I’m incredibly lucky in the people I have around me. My family, even cousins, aunts and uncles, we’re all incredibly close. A few years back we lost my uncle and all three of my remaining grandparents one after the other over the course of four years. We’re old hats at this grieving together thing now! This was different though. Each of those had a build up and to a point because of age and declining health, were each somewhat expected. This was so sudden.
Covid, of course, complicated everything. I’d only seen my dad a couple of times since lockdown for some socially distanced walks. I had been used to seeing both my parents and hugging them at least once a week, so it had already been a struggle. As a family we threw the social distancing rulebook out of the window a bit when it happened and became one extended ‘bubble’ to support each other. Covid also meant that the funeral was different - small number of attendees in person and streamed over the internet to everyone else who wanted to join (and there were a lot of people - he would have been amazed).

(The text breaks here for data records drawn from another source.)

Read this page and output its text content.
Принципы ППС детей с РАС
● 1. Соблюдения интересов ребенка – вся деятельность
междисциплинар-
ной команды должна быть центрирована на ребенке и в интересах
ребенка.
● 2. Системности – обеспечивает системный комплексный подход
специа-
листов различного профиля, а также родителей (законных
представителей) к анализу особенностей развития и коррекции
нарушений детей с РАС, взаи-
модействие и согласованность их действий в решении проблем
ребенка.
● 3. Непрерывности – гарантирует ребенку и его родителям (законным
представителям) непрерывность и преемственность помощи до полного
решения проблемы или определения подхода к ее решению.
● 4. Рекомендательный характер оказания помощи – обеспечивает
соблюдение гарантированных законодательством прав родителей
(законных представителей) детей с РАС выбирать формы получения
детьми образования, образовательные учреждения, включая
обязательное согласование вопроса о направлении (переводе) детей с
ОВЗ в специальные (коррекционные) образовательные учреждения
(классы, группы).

My partner has been a generally wonderful human being through it all, just listens and holds me when I need it, took over a lot of the chores in the immediate aftermath to give me some headspace. Thing is, we were already struggling in our relationship before dad passed. He’s been finding lockdown particularly difficult, has admitted he has commitment issues and really wants to move back to where he grew up. I told him right at the start of our relationship that I wouldn’t move far from my family (been there and done that, I know how important it is to me now!) which he acknowledged and accepted. He’s even run through a course of therapy in the last couple of months to help him start to work through what he wants from life.
That’s all a bit of a longer and separate story but the shorter version is that I love him, he loves me but there’s a very real chance we won’t last much longer.
And that’s sh*t. This is the stuff that you tend not to realise until you go through it yourself. The initial trauma is obvious and people react to it accordingly. Then life moves on and people forget, but you’re still left with this gaping hole in the middle of your chest. Trauma utterly changes you. There is no ‘getting back to normal’ because normal doesn’t exist in any form you recognise anymore. It makes everything you have to deal with harder, even seemingly unrelated tasks and trials and sometimes I just want to scream and be selfish and demand because it just hurts that much.
And sometimes I almost forget and feel a new kind of normal. And sometimes I remember with less intensity and find myself chattering away to my dad in my head and wondering what he would think of this or that and find it comforting instead of heart wrenching.
I do wonder what advice he’d give me about my relationship. Probably, Life’s too short to settle. Do what you need to do to be happy, whether that’s staying together or breaking apart. Either way, I love you (and there’s always chocolate).